12) Voyager 2 reaches interstellar space

One of the most famous NASA spacecraft reached the cosmic milestone on November 5, when Voyager 2 crossed the line to interstellar space, a place where the influence of the sun gave way to other stars. This is not the first NASA spacecraft to do it; The twin probe, Voyager 1, arrived in the interstellar space in 2012. Therefore, Voyager 2 now provides another data point on how the transition zone between heliopause (the Sun environment) and interstellar space work.

The arrival was only the final milestone for a long-duration spacecraft, which was launched in 1977 on a "big tour" of outer planets. This is the only NASA spacecraft that advances through four large outer planets, Jupiter, Saturn, Uranus and Neptune, and their findings are numerous, including that these four planets have ring characteristics. Plutonium supplies from spacecraft will start running out in a few years, forcing the instrument to close until it is calm in 2025, said the mission team members.

13) Virgin Galactic reaches space

The space tourism market reached a milestone on December 13 when Virgin Galactic, which had worked to bring people into space for a decade and a half, finally saw a crew of two pilot pilots reaching a height of 82.7 km. , right after the US Air Force space demarcation line.

Hundreds of people have deposited a lot of money to fly to the suborbital space with Virgin Galactic. The last ticket price is $ 250,000. Virgin persisted in its plans for space flight through many delays in development, most notably the design changes implemented after a fatal accident from the previous test vehicle, VSS Enterprise, during test flights supported by rockets.

14) BepiColombo launches Mercury

Mercury has several years to prepare for the arrival of a new space mission. This is about the mission with BepiColombo which was formed between Europeans and Japanese who left on October 19. The spacecraft will travel for 7 years around the Solar System, increasing speed with planet overflight to Earth and Venus, before entering Mercury's orbit in 2025. The only mission that has orbit Mercury so far is NASA's Messenger, so BepiColombo will provide new look that is closer to the planet closest to the Sun.

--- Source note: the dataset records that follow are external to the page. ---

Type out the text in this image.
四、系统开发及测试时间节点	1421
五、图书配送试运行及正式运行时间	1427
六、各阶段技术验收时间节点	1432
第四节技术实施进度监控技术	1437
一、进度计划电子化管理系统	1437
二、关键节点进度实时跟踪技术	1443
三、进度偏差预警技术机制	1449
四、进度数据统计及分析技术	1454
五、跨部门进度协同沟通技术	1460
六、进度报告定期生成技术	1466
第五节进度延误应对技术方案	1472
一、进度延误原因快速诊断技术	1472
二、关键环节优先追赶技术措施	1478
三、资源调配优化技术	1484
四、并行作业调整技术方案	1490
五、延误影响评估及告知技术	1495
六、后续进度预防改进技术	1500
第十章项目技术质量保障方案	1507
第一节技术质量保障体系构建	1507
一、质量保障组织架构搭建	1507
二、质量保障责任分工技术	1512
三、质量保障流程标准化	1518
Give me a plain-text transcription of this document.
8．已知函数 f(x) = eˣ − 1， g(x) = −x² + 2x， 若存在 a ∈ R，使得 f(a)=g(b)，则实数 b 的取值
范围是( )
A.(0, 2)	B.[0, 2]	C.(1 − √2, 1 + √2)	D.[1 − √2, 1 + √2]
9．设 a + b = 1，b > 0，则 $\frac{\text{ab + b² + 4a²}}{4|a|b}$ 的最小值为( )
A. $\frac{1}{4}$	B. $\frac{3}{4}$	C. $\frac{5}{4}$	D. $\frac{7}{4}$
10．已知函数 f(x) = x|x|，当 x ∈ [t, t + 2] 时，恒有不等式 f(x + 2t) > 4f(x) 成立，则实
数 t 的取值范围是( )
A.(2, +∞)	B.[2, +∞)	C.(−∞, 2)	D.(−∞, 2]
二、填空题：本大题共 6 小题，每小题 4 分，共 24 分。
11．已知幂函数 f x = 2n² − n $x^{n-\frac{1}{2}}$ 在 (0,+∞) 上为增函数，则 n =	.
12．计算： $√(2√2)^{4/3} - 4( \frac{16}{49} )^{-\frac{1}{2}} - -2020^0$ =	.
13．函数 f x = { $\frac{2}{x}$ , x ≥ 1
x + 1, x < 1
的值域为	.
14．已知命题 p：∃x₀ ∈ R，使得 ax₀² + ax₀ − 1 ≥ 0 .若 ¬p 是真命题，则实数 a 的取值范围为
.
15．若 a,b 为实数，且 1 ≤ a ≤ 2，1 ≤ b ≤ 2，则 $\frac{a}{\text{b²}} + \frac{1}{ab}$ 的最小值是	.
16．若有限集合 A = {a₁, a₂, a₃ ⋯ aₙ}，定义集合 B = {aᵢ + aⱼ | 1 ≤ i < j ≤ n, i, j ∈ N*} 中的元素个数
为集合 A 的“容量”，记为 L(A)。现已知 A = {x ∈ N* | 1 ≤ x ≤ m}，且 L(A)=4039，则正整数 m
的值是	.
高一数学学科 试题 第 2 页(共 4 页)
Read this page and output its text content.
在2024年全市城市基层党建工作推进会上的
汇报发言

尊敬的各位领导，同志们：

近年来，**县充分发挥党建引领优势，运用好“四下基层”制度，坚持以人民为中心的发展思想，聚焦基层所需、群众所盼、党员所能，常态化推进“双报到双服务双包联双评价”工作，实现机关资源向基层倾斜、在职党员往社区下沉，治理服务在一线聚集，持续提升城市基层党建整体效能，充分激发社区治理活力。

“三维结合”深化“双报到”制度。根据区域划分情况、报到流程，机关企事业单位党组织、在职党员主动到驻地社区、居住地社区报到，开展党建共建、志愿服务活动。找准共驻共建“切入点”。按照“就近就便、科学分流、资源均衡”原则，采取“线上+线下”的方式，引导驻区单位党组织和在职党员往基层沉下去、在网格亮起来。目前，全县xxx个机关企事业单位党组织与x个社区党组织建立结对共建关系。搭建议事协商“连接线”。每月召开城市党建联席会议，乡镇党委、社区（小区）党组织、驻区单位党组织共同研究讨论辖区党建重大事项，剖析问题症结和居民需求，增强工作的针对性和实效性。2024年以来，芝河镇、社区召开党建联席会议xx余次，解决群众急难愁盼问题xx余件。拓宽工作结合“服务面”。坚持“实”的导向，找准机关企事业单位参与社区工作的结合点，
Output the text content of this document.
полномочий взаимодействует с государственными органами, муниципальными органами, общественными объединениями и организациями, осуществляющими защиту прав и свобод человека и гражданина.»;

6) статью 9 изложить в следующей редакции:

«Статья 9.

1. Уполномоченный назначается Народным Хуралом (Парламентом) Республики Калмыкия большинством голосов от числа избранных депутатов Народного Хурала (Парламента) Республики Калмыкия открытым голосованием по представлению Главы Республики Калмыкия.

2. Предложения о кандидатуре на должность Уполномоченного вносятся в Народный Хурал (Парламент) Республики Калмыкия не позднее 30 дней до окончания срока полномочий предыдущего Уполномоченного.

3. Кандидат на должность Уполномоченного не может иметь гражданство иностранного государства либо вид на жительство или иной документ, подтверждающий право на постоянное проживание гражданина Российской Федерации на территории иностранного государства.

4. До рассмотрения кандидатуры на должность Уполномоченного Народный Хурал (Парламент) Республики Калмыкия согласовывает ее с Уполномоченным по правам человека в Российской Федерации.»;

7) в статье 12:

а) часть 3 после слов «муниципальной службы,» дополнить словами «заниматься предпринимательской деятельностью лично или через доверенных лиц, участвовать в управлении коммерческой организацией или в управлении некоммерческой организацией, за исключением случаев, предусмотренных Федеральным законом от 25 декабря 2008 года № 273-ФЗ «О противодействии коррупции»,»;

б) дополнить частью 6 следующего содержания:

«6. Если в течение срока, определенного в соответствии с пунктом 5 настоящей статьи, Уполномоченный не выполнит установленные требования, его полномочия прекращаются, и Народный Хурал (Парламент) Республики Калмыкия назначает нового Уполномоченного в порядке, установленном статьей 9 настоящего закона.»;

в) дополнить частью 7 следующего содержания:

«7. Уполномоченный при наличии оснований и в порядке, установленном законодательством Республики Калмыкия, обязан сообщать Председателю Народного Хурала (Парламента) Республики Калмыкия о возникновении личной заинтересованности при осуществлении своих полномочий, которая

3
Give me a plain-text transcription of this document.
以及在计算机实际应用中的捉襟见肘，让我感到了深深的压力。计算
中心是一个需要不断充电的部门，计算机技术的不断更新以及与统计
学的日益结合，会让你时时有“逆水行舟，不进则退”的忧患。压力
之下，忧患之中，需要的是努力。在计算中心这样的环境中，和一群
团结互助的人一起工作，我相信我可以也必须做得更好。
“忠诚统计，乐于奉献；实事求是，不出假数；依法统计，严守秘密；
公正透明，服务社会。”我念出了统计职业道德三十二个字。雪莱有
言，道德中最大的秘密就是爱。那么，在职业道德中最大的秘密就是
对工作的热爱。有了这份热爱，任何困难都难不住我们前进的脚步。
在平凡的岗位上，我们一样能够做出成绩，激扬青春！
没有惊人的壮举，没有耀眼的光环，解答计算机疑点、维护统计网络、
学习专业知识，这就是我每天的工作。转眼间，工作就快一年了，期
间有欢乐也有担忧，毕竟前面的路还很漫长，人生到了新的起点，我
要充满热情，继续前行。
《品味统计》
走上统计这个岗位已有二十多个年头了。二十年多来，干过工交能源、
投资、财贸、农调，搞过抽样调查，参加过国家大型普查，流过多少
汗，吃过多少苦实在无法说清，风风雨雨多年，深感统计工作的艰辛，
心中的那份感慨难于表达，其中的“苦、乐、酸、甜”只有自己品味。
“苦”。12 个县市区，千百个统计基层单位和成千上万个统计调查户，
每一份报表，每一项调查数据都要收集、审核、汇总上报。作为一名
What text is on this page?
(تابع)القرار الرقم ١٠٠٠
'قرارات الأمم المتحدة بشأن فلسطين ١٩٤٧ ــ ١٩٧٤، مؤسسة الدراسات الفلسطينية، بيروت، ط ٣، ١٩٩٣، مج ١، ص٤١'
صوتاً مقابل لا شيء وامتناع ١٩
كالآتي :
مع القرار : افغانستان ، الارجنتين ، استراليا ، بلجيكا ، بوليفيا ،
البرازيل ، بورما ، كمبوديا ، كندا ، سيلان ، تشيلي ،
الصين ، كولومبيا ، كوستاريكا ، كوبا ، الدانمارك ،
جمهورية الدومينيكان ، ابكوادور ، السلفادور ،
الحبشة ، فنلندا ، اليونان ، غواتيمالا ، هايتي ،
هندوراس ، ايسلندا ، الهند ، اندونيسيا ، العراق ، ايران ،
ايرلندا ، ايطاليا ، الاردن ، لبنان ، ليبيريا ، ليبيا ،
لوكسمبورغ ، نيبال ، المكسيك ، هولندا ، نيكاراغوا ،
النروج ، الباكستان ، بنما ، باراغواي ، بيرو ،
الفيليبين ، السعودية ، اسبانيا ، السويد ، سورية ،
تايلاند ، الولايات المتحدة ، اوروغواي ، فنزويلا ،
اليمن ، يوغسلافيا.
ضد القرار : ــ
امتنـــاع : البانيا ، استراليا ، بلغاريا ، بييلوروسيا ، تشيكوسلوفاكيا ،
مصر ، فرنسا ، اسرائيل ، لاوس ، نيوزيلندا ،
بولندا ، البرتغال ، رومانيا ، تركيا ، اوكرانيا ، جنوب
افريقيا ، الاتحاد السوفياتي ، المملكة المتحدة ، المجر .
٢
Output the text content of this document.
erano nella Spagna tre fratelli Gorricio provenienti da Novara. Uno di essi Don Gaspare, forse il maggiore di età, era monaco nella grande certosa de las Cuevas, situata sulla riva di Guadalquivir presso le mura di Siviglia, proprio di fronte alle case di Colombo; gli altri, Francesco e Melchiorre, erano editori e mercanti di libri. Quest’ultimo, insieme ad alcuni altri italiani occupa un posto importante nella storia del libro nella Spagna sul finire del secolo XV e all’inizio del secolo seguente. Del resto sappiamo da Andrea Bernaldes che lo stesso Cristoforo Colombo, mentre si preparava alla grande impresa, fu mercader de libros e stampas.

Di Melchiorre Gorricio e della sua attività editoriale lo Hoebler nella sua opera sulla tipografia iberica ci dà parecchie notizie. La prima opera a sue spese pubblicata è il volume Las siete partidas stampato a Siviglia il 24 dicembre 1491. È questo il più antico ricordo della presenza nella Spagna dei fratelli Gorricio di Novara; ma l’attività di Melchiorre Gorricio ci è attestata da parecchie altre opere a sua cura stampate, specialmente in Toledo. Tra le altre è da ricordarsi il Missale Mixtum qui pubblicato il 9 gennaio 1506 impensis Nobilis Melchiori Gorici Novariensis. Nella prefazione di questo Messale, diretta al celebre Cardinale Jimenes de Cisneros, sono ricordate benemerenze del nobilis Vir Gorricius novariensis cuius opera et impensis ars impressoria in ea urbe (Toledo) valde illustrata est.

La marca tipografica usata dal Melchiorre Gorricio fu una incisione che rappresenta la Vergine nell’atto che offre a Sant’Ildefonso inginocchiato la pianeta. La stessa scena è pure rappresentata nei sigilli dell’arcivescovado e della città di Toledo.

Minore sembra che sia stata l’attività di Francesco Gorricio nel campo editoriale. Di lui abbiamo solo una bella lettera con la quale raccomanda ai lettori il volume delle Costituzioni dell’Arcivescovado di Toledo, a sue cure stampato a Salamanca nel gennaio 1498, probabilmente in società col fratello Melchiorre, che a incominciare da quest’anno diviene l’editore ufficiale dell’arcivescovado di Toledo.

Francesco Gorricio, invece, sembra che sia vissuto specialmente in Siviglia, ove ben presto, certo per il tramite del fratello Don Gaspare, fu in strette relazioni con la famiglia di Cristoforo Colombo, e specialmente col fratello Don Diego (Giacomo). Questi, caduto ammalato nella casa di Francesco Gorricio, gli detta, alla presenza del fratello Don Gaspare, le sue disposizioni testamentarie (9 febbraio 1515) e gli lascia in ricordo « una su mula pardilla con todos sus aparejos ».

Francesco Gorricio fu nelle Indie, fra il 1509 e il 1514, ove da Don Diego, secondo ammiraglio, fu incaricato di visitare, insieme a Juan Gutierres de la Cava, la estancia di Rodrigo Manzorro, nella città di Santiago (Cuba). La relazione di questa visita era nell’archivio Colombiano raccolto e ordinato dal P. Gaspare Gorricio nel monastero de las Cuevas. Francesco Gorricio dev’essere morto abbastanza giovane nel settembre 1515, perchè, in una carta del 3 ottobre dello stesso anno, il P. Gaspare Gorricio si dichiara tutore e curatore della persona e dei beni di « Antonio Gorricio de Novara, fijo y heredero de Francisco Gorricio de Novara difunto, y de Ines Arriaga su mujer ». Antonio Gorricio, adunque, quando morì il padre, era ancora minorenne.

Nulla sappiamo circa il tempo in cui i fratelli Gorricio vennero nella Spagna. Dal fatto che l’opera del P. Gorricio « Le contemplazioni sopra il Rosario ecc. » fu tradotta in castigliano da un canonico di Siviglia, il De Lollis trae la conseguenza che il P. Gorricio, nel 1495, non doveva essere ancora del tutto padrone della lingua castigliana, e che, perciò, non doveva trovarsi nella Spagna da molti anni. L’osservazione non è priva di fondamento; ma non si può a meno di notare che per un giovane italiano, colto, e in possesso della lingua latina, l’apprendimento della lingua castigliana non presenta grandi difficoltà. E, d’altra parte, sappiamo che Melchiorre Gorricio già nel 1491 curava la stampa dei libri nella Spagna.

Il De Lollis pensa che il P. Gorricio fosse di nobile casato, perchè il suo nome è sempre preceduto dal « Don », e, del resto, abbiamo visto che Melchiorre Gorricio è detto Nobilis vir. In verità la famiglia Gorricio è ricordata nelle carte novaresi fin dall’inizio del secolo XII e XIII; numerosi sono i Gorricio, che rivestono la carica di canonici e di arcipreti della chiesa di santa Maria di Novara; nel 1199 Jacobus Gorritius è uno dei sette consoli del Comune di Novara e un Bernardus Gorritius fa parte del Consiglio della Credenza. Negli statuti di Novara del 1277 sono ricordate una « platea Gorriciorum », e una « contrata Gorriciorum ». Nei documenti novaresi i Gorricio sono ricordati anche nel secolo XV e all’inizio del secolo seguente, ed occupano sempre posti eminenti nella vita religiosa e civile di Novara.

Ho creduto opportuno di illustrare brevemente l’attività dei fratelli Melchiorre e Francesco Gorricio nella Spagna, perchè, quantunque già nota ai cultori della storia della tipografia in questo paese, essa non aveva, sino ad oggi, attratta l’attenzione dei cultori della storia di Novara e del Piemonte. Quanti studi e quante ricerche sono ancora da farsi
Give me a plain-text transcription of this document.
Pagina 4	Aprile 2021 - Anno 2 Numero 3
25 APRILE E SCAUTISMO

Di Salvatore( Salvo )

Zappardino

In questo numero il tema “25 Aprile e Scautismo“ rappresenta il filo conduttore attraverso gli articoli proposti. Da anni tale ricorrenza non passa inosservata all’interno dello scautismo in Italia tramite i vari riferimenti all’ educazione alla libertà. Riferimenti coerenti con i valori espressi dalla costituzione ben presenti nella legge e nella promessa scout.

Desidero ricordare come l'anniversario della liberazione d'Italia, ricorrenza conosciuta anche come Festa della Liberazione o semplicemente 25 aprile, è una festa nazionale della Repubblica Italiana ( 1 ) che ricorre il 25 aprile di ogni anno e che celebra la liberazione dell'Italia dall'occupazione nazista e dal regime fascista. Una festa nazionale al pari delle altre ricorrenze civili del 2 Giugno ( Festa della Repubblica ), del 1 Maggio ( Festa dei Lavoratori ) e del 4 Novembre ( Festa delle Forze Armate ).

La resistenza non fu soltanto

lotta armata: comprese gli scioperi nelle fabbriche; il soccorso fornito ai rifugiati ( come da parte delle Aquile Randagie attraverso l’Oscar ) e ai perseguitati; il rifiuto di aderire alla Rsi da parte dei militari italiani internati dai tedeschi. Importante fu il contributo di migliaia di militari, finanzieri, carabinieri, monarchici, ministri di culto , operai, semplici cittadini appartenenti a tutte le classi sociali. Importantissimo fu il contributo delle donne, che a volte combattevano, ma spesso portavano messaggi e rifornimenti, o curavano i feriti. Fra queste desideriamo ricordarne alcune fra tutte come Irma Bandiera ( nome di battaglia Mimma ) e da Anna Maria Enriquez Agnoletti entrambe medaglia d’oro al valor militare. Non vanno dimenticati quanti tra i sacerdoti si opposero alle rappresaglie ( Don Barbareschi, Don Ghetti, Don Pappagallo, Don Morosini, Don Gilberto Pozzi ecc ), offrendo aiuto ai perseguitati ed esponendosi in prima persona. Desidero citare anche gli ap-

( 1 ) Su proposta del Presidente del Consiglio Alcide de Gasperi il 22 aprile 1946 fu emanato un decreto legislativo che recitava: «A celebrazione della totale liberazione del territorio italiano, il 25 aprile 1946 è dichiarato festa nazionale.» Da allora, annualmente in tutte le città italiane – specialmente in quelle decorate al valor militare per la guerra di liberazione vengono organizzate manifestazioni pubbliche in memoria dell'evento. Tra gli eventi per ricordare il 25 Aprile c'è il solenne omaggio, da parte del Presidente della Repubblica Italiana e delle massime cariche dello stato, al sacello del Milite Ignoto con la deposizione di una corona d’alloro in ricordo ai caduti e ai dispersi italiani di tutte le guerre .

No doubt, the next seven years will still be occupied by scientists. For example, BepiColombo will take precise measurements of Earth's orbit and Mercury to find where the general theory of relativity can fail. In addition, two BepiColombo spacecraft will do several overflight (six from Mercury, two from Venus and one from Earth), providing many opportunities to configure instruments on board, and look for something new or interesting on the surface of the planet.

15) Cubesats leaps into space exploration

The start of the Rocket Lab space flight got a big boost in 2018, launching its first operational mission on November 10 and the second on December 16. In this latest flight, Rocket Lab's electron boosters launched 13 small satellites for NASA that reached their target of 500 km of orbit on earth. There, satellites carry out various missions, from measuring radiation to testing the use of 3D print rockets.

The California-based company aims to increase access to space by launching small cubes and other satellites to orbit frequently and economically. But the cube makes waves even outside the Earth. When the InSight mission was launched in May this year, it was accompanied by two of the first Cubosats to leave Earth's orbit. WALL-E and EVE (because of two nickname sized spacecraft) helped to send InSight local data when the vehicle made its Mars landing.